It looks very promising, especially knowing DuckDB team is behind it. However I really don't understand how to insert data in it. Are we supposed to use DuckDB INSERT statement with any function to read external files or any other data ? Looks very cool though.
Yes, you can use standard SQL constructs such as INSERT statements and COPY to load data into DuckLake.
(diclaimer: I work at DuckDB Labs)
Thank you for your work ! We use DuckDB with dbt-duckdb in production (because on-prem and because we don't need ten thousands nodes) and we love it ! About the COPY statement, it means we can drop Parquet files ourselves in the blob storage ? From my understanding DuckLake was responsible for managing the files on the storage layer.
Great!
> About the COPY statement, it means we can drop Parquet files ourselves in the blob storage ?
Dropping the Parquet files on the blob storage will not work – you have to COPY them through DuckLake so that the catalog databases is updated with the required catalog and metadata information.

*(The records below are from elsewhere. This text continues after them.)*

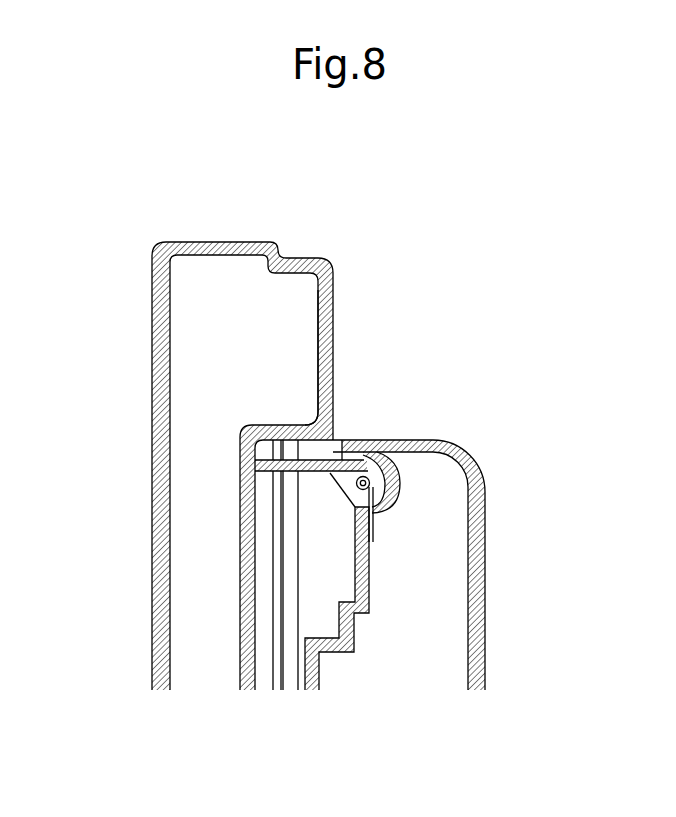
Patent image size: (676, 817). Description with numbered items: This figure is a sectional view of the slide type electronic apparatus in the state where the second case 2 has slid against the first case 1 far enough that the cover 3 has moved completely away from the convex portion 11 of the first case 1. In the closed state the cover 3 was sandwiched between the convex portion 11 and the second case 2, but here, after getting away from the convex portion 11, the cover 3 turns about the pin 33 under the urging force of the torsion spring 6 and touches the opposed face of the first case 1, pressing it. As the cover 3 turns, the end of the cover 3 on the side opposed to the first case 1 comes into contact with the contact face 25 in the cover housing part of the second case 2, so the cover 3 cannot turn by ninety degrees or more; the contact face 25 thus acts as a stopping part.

The first case 1 is at (153, 268).
The convex portion 11 is at (317, 367).
The second case 2 is at (486, 550).
The cover 3 is at (335, 438).
The contact face 25 is at (397, 456).
The pin 33 is at (416, 447).
The torsion spring 6 is at (402, 486).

Ah, drat. I have an application that uses DuckDB to output parquet files. That application is by necessity disconnected from any sense of a data lake. But, I would love to have a good way of then pushing them up to S3 and integrating into a data lake. I’ve been looking into Iceberg and I’ve had the thought, “this is great but I hate the idea of what all these little metadata files will do to latency.”

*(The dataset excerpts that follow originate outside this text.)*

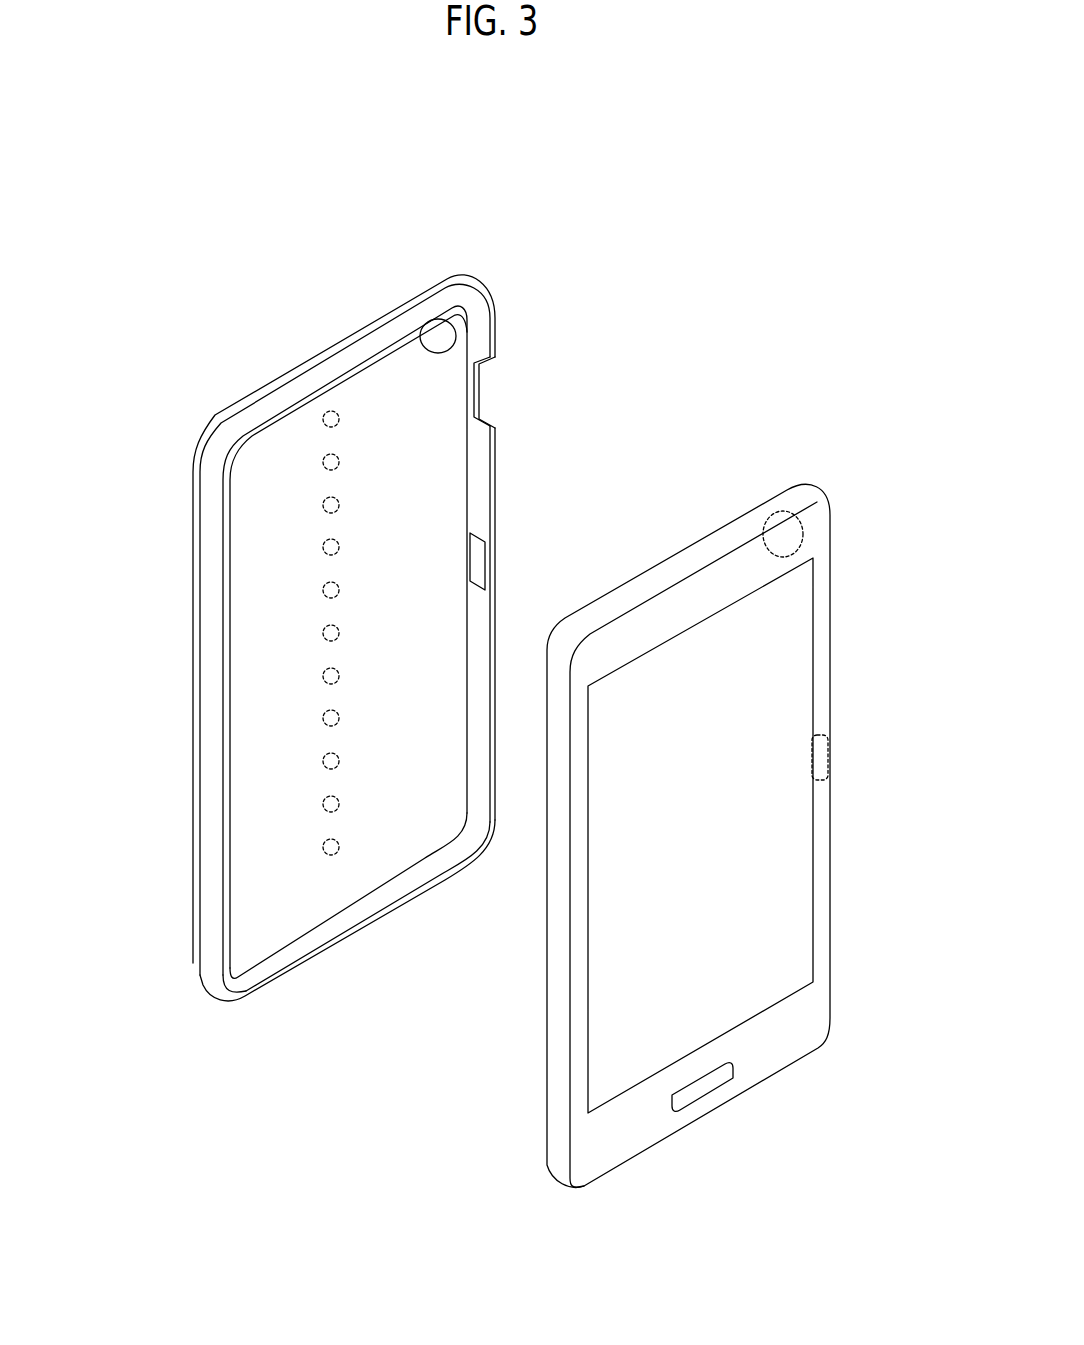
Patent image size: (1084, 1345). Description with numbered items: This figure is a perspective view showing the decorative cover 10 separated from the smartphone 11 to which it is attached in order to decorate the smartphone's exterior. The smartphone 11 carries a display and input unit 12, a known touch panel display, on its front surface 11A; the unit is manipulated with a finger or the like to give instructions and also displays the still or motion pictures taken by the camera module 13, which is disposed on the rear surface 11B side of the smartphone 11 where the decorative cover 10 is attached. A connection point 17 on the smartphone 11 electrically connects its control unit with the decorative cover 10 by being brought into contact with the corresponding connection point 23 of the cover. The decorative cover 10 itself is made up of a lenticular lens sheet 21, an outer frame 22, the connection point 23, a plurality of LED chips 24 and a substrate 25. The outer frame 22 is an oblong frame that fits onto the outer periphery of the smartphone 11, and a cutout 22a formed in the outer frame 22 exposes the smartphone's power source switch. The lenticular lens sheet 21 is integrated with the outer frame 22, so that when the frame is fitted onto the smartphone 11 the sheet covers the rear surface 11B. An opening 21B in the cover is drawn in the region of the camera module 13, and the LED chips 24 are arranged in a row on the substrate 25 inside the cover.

The decorative cover 10 is at (330, 614).
The smartphone 11 is at (692, 794).
The front surface 11A is at (681, 1164).
The rear surface 11B is at (628, 844).
The display and input unit 12 is at (637, 838).
The camera module 13 is at (730, 507).
The connection point 17 is at (878, 743).
The lenticular lens sheet 21 is at (284, 957).
The camera opening 21B is at (392, 302).
The outer frame 22 is at (290, 625).
The cutout 22a is at (531, 388).
The connection point 23 is at (527, 549).
The LED chips 24 is at (254, 574).
The substrate 25 is at (345, 666).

I was also thinking about this use case when reading the announcement. Let's say you have a bunch of parquet files already (on local FS, HTTPS, S3, ...) that you can assume are immutable (or maybe append-only). It would be great if you could attach them to the DuckLake without copying them! From the design doc, it seems it should essentially work, you would read those parquet files to compute the metadata, and insert a reference to the parquet file instead of copying them to the storage you manage. Basically you want to create the catalog independently from the underlying data.